Aya Kibesaki: Data can help identify, and target those children who are not accessing school, or dropping out. It can help identify and target regions/districts and schools that do not have enabling learning conditions such as good classrooms, textbooks being available, and teachers being trained. Data can also tell us which groups are doing well and which groups are lagging behind in order to support the development of targeted interventions and more equitable resources allocations to help ensure no one is left behind.

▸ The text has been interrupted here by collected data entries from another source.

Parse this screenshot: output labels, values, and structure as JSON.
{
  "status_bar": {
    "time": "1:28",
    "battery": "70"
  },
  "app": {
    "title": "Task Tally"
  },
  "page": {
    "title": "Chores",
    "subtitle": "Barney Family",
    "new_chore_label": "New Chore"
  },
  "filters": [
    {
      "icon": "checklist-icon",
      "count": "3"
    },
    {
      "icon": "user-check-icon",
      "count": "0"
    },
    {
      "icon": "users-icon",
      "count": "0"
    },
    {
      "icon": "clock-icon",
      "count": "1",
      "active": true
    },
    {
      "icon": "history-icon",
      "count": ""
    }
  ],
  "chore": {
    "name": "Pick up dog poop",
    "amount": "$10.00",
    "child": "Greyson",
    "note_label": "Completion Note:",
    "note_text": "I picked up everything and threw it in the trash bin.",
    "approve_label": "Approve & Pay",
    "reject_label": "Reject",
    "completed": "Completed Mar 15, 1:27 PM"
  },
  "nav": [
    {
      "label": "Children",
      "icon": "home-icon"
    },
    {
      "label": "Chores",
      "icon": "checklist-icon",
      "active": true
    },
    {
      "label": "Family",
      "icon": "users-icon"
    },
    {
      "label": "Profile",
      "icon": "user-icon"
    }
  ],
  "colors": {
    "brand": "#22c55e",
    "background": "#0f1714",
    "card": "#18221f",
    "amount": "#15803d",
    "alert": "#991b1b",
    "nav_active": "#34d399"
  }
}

In order to be optimally useful, data on education outcomes should be disaggregated not only by sex but by region and by other factors such as disability and socio-economic status where possible, and should be paired with environmental data on the classroom and teaching. This way a Ministry of Education can be equipped to identify who is disadvantaged where, and what environmental (supply-side) factors are most influential in supporting students.

On the other hand, Ministries of Education can suffer from collecting too much data which is then not fully utilized or from being unable to collect reliable data to inform policy making and investments. And there are limitations to what data can tell us. One has to understand the limitations of data, and that girls’ education might sometimes be impacted by things such as violence in and outside of classrooms, early marriage and pregnancy, and social norms.